Né en 1655, Molinari fit son apprentissage auprès d’Antonio Zanchi, à Venise. Fortement influencé par les peintres napolitains comme Giordano, ses œuvres révèlent une progressive adhésion aux formules baroques ainsi qu’une accentuation des effets de lumière. Malgré l’élégance que Molinari savait imprimer à la dynamique de ses figures et de l’éclaircissement de sa palette de couleurs, il est l’artiste, qui au moment du passage entre le XVIIe et le XVIIIe siècle vénitien demeura le plus fidèle à la poétique des ténébristes. Ainsi, comme l’ont écrit Donzelli et Pilo [2], « de la brutalité anatomique presque ostentatoire, au sens naturaliste, de certains détails » il parvient à libérer « le pinceau dans une souplesse et une fluidité de rythme et de couleurs gaies qui préfigurent Giovanni Antonio Pellegrini : une ouverture brillante et précoce au rococo. ».
Ainsi, la seule personnalité dont la stature puisse rivaliser avec celle de Sebastiano Ricci au moment du passage entre Seicento et Settecento est incontestablement celle de Molinari. Molinari a compris le sens profond de ce naturalisme de nature ribéresque que les ténébristes avaient introduit à Venise sous l’aspect d’un clair-obscur plus profond, rendant actuelle cette charge naturaliste, qui aux premiers temps du Settecento alimentera une mode dont le chef de file fut Giovanni Battista Piazzetta.

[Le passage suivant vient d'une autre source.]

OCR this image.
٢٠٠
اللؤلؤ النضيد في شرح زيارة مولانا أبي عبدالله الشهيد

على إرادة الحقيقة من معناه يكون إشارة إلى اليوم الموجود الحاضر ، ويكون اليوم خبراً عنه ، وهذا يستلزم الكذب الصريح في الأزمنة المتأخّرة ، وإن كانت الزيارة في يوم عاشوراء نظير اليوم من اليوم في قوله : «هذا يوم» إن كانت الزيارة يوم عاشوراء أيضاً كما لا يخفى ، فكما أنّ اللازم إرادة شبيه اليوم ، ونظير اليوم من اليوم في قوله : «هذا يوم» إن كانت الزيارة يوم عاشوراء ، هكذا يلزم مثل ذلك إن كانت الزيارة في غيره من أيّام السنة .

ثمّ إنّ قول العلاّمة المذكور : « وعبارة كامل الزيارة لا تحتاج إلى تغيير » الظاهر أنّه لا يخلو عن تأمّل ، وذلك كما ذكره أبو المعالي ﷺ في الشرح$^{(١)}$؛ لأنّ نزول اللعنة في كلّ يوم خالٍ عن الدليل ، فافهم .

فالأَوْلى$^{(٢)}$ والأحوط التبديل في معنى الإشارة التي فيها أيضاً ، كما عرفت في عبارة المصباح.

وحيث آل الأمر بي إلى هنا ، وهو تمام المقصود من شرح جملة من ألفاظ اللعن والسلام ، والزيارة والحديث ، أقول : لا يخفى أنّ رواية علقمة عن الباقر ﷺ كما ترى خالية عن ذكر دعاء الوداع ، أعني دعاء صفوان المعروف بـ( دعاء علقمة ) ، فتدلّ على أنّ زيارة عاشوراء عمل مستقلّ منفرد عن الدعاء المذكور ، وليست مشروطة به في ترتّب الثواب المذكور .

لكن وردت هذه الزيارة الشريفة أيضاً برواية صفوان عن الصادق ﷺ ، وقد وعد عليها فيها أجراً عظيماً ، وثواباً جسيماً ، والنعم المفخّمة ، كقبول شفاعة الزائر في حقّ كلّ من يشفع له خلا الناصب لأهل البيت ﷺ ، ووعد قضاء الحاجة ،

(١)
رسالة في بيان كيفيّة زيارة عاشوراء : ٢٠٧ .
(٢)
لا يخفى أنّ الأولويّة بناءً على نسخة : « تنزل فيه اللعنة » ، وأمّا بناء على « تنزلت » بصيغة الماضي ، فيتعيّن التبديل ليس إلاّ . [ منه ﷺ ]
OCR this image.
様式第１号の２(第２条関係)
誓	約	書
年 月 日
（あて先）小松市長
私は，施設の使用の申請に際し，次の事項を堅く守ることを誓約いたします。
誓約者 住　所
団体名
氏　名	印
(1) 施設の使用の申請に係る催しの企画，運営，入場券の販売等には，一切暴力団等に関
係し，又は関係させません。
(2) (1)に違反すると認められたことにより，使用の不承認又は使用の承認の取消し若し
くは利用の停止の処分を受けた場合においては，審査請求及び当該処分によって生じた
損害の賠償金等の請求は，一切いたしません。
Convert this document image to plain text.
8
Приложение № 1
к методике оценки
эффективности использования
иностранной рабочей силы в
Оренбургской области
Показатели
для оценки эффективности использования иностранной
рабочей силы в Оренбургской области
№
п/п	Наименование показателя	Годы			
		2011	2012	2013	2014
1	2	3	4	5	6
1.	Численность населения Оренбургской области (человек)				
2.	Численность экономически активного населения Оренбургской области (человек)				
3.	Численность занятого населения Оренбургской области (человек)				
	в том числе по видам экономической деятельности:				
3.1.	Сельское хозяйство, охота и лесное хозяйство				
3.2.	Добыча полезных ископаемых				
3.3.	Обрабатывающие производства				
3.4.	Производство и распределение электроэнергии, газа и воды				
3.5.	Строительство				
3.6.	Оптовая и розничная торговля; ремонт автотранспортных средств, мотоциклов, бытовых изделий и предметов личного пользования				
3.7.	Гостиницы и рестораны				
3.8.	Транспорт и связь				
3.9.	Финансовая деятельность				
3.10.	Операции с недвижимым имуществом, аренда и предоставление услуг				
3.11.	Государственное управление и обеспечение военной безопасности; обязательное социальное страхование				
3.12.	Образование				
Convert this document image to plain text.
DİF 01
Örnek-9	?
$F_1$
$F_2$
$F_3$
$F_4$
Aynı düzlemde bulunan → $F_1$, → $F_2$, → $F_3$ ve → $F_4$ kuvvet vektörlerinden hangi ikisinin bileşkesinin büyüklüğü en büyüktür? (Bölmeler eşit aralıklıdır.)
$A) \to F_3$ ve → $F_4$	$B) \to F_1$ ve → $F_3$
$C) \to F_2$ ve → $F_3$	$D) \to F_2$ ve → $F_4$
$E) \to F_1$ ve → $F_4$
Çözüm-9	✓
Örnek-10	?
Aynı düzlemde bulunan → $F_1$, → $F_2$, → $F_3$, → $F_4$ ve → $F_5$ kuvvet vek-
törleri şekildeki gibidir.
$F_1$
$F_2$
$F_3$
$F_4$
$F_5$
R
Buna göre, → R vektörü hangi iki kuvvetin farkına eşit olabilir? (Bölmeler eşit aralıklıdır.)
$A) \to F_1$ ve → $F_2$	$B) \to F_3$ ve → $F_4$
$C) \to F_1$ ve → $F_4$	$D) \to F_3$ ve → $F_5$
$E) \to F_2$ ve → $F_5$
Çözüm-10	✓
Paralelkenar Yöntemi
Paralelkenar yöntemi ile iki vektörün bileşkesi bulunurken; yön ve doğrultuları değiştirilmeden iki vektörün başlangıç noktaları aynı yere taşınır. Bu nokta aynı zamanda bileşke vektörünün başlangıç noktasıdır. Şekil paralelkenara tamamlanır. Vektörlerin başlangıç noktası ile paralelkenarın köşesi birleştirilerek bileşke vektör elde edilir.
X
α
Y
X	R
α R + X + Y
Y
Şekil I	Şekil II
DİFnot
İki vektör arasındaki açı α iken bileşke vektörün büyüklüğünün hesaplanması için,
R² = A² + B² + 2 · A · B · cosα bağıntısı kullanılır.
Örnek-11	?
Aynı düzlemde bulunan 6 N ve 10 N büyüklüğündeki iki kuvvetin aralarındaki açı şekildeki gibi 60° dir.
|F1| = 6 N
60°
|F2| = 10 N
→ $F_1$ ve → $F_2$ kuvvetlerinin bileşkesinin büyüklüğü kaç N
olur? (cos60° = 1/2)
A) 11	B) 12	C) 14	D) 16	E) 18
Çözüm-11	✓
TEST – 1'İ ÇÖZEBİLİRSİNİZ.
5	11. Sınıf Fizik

Jetant au ciel un regard plein de désespoir, Hélène tente un mouvement pour se dégager de l’emprise de son ravisseur, tandis que sa main droite agrippe la cape rouge de Pâris. Cet Enlèvement d’Hélène fait partie des scènes à caractère narratif et romanesque issues de l’histoire romaine ou de l’Ancien et du Nouveau Testament, dans lesquelles Molinari a su le mieux déployer son talent et son vocabulaire figuratif. Parmi ces œuvres, on peut mentionner le Christ et la Femme adultère du Staatliche Kunstsammlungen de Cassel, Rébecca et Eliezer de l’Auckland City Art Gallery ou encore La mère des Gracques conservée dans une collection privée bolonaise. Ces œuvres se distinguent par leur liberté narrative, leur ton un peu mélodramatique, conjugués à des éléments figuratifs solidement construits mais déclinés avec une certaine élégance et qui se détachent de fonds architecturaux lumineux.

[1] A. Crievich, Antonio Molinari, Soncino, 2005, p. 146, fig. 85 reproduit.
[2] C. Donzelli et G. M. Pilo, I pittori del Seicento Veneto, Florence, 1967.